Adulte, le travail, la vie de famille, les responsabilités, le fric, les factures, les emmerdes, le trop plein de "putain", de "bordel" et de "merde" et tu meurs à petit feu. J'en crevais à petit feu. Et parfois, il crisait de me voir dans cet état. Il s'en prenait même à moi. Pourquoi tu m'agresses mec, tu te prends pour qui ? Tu génères encore plus de putain, de bordel et de merde ! Et le regard furieux. Ce regard furieux. Je le décevais. Et c'est là que j'ai compris. Le calme, je l'avais perdu. Après un énième combat de regard, c'est en le perdant que j'avais de nouveau gagné. J'avais retrouvé son estime, j'avais retrouvé mon calme, le recul, mon souffle et le pouvoir de dire "allez bien vous faire foutre, j'vais me taper une sieste après m'être (mentalement) lécher les couilles". Je ne suis pas morte tout de suite...

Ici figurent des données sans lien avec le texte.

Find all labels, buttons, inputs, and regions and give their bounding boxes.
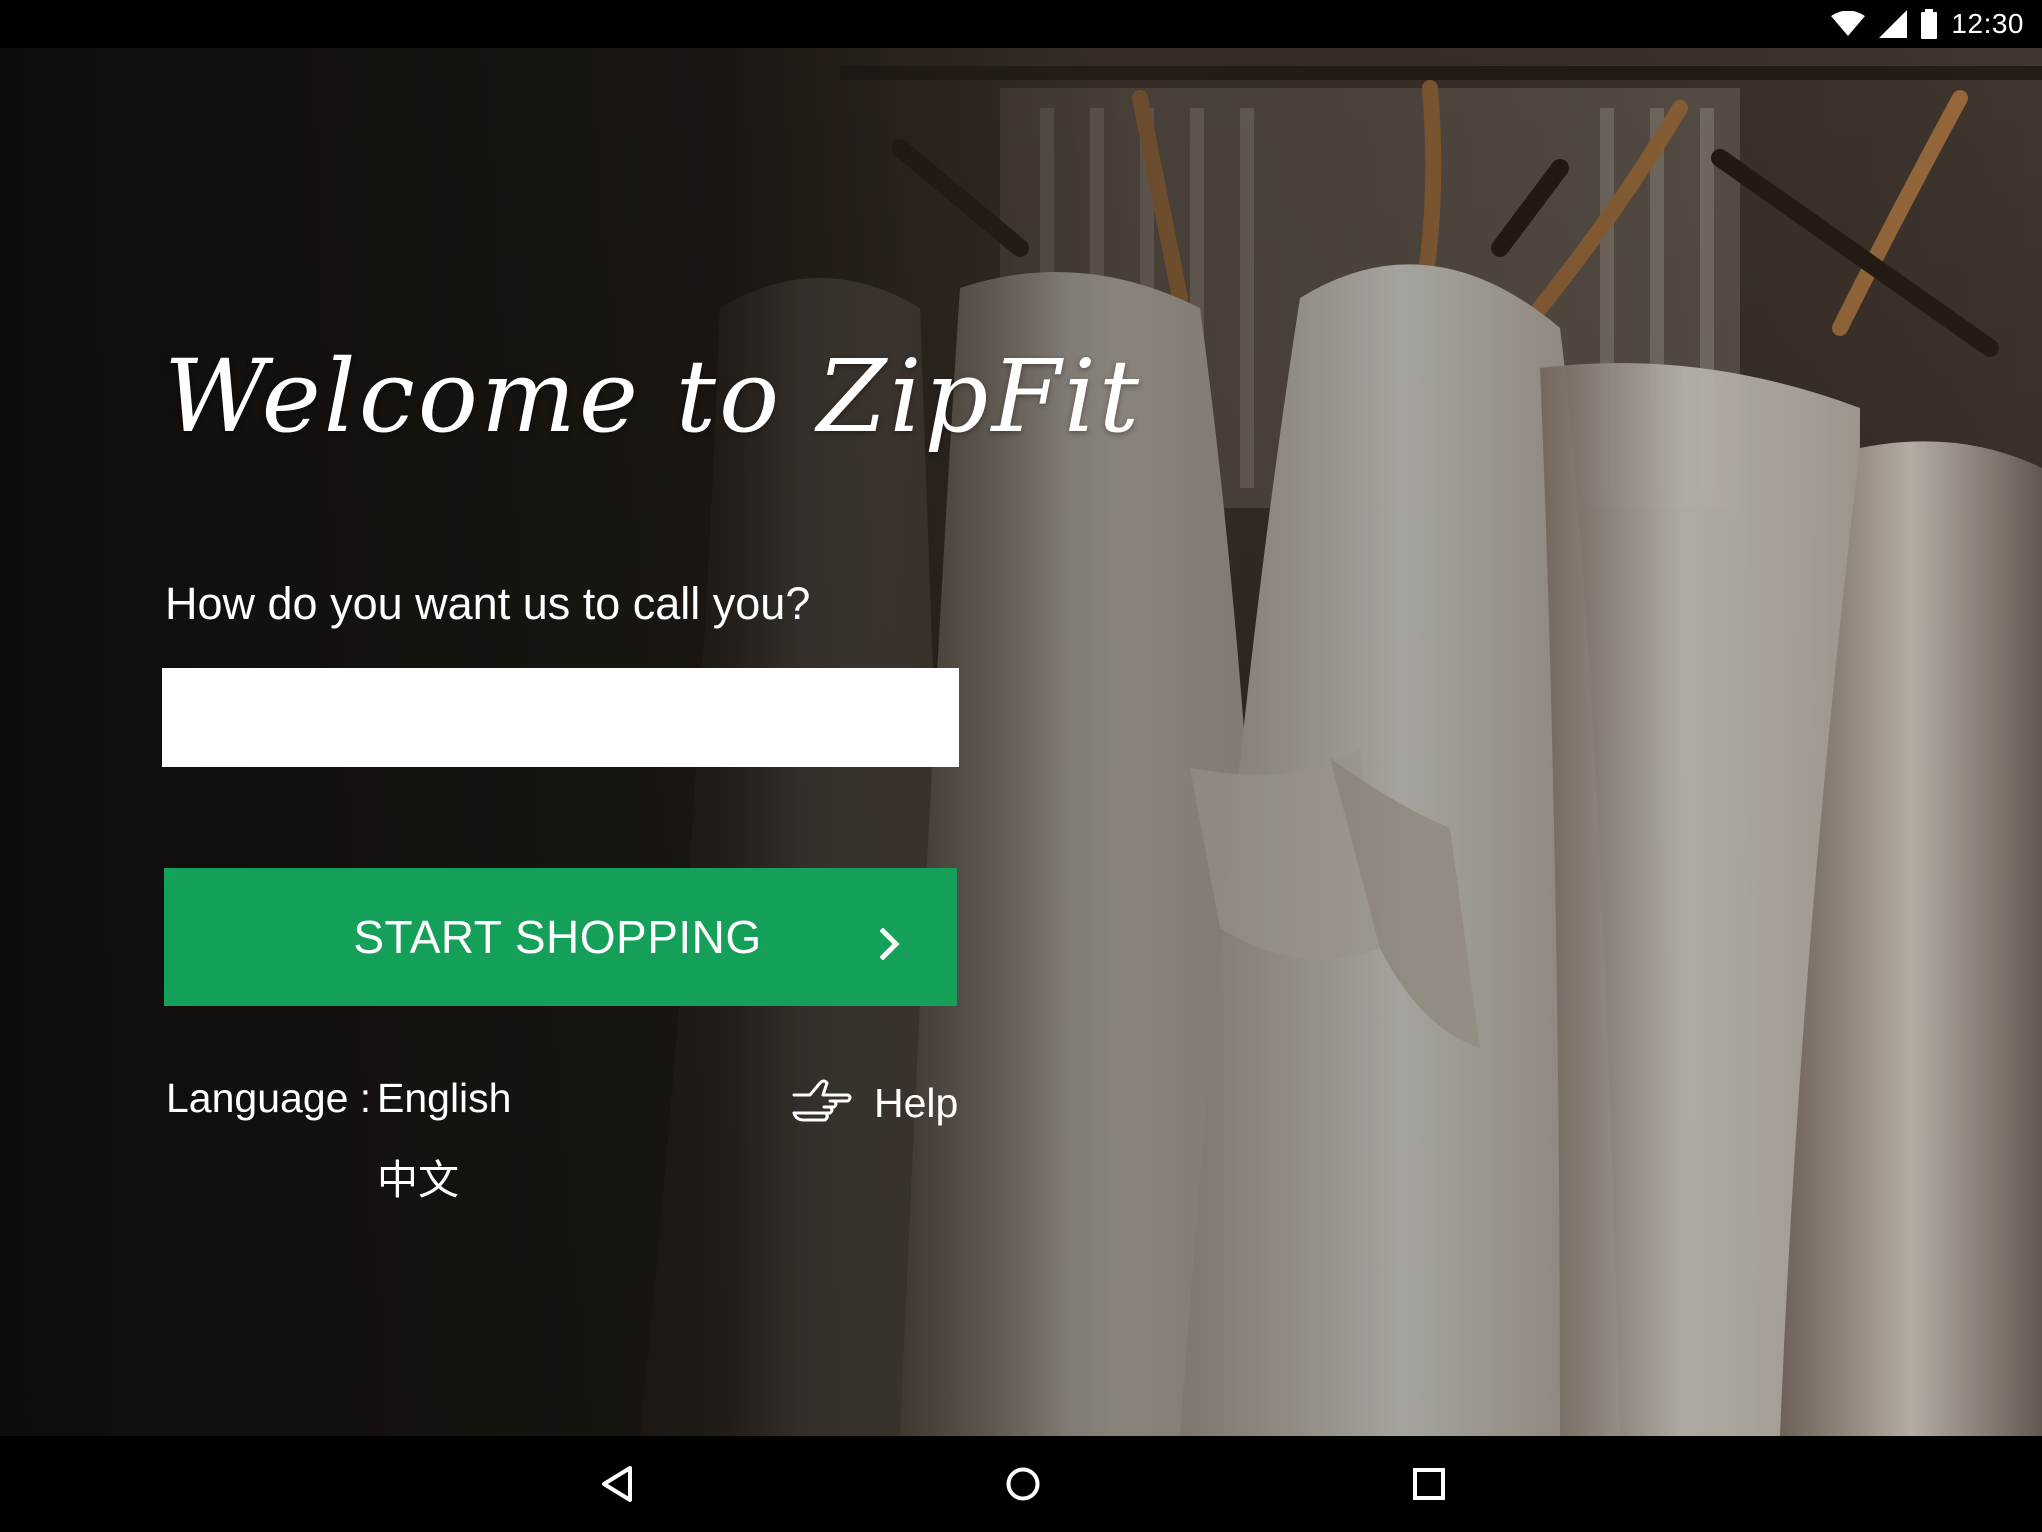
chevron-right-icon — [880, 928, 900, 960]
start-shopping-button[interactable]: START SHOPPING — [164, 868, 957, 1006]
signal-icon — [1879, 10, 1908, 38]
back-icon — [602, 1466, 632, 1502]
name-prompt: How do you want us to call you? — [165, 578, 811, 629]
help-link[interactable]: Help — [790, 1074, 958, 1132]
navigation-bar — [0, 1436, 2042, 1532]
language-option-chinese[interactable]: 中文 — [377, 1146, 459, 1206]
wifi-icon — [1831, 11, 1866, 36]
status-icons: 12:30 — [1831, 0, 2024, 48]
name-input[interactable] — [162, 668, 959, 767]
back-button[interactable] — [569, 1436, 665, 1532]
status-bar: 12:30 — [0, 0, 2042, 48]
status-time: 12:30 — [1951, 8, 2024, 39]
recents-button[interactable] — [1381, 1436, 1477, 1532]
battery-icon — [1921, 9, 1938, 39]
help-label: Help — [874, 1079, 959, 1126]
home-icon — [1006, 1467, 1040, 1501]
language-label: Language : — [166, 1075, 372, 1121]
start-shopping-label: START SHOPPING — [353, 911, 762, 963]
pointing-hand-icon — [792, 1079, 852, 1122]
recents-icon — [1413, 1468, 1445, 1500]
language-option-english[interactable]: English — [377, 1075, 511, 1122]
home-button[interactable] — [975, 1436, 1071, 1532]
welcome-screen: Welcome to ZipFit How do you want us to … — [0, 48, 2042, 1436]
welcome-title: Welcome to ZipFit — [164, 338, 1143, 455]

Avec l'âge, on perd quelque chose. On perd tout doucement son corps. On perd l'agilité, on perd cette absence de douleur. On perd cette sensation de contrôle. On oublie, on trébuche, on se décompose mentalement et physiquement. On tente de faire illusion jusqu'au moment où on cesse de fonctionner. C'est normal, c'est la nature. Les gens parlent de mourir de cancer, d'Alzheimer, de crise cardiaque, d'AVC, mais on meurt de vieillesse au fond. Et lui, il est toujours là. Il s'allonge le long de mon corps. Je sens son cœur battre près du mien. Il a déposé son nez juste sous mon menton. J'ai de plus en plus de mal à respirer mais je n'ai pas peur car il m'accompagne comme j'ai accompagné nombre des miens et nombre des siens. On s'est déjà beaucoup trop inquiété. Il est temps de se laisser aller.